The Great Depression in America quickly spread into European countries and then became an international economic failure. Because of the United States close relations with Europe that had developed after World War I, and many European economies where financed by the United States because their own economies had been greatly weakened by war debts. The United States Great Depression saw the investment capital to Europe dry-up which caused a type of domino effect on European nations who were deeply in debt to America.
Tariffs and Foreign Imports
Nations scrambled to try and protect their domestic production capabilities by raising existing tariffs, imposing new ones and setting limits on most foreign imports. These restrictive new standards were meant to severely reduce international trade. The world economy and trade had fallen more than half by the year 1932, nations began to implement measures against foreign imports.
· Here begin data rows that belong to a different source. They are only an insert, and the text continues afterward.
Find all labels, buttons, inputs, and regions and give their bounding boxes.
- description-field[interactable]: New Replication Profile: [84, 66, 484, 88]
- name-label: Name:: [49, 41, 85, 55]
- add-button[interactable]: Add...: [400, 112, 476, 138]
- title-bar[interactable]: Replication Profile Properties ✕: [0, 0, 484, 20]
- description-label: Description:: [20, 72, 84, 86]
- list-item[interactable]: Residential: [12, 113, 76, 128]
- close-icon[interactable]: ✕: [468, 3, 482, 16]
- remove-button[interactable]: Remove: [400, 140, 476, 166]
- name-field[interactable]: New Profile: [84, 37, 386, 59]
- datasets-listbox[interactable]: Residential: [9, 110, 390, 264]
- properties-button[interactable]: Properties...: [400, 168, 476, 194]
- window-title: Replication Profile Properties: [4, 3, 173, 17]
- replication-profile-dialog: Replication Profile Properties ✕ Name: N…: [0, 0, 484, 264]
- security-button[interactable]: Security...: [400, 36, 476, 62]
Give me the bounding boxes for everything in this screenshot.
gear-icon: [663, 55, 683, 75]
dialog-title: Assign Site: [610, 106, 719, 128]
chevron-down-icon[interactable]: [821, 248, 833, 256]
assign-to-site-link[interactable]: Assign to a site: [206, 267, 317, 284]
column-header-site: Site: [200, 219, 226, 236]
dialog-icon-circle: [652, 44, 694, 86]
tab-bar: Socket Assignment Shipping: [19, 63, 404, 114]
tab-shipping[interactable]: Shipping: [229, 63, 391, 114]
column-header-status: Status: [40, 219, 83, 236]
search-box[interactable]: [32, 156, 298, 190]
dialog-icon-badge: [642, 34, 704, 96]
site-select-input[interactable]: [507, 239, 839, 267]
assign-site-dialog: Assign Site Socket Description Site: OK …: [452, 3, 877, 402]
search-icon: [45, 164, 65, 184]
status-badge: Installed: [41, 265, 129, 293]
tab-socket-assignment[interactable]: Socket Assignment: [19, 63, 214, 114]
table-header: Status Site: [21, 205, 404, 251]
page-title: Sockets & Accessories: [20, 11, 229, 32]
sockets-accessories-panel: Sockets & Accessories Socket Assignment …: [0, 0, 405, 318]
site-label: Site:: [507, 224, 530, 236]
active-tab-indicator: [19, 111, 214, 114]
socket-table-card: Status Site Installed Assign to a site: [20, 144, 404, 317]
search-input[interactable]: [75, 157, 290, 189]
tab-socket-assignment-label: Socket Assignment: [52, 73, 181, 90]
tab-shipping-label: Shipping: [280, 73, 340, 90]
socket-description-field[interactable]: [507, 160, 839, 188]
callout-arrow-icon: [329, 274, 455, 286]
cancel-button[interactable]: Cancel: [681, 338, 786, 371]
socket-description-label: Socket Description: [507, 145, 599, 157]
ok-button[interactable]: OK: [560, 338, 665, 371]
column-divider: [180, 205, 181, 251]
In the United States, the atmosphere of economic distress in 1932 ushered in the election of Franklin D. Roosevelt to the office of the presidency. President Roosevelt attempted to restructure the economy by huge public works projects and by greatly increasing the government’s ability to regulate banking and other industries in order to promote economic recovery. Unfortunately, these massive public works projects and the attempts to restructure the economy could not stave off mass unemployment or the stagnation of the American economy which lasted until the outbreak of World War II. The American Great Depression ended completely after the entry into the war in 1941, mostly due to the overwhelming orders to American factories for munitions and armaments coming from overseas.
In Germany the economic condition was made worse because of its burdening debt from World War I, Germany was forced to borrow great sums to be able to pay war “reparations to other European nations as stated in the treaty of Versailles in 1919. The collapse of the German banking system was due to the United States banks recalling their loans to save their own economy. The international economic failure strengthened the extremist political forces and caused Adolf Hiltler’s rise to popularity in 1933. The popular Nazis’ ended the German economic depression in 1936 by creating great public works projects and by increasing their factory production of munitions and machineries.
The Great Depression of the 1920’s was at least caused in part by the weaknesses and or the imbalance of the American economy that was camouflaged by a speculative euphoric atmosphere of the time. The inability of the political and financial systems to cope with the severe downward economic spiral exposed those weaknesses with great consequences.
At that time in history world governments traditionally took little action in correcting economic conditions, instead relying on market forces to make the needed corrections. The lesson learned was that market forces alone were unable to make the desired economic corrections, which inspired changes in the economic structure of the United States and of most nations with market economies. Governments now assume a principal role in achieving economic stability by engaging in public works, deficit spending, taxation and industrial regulations.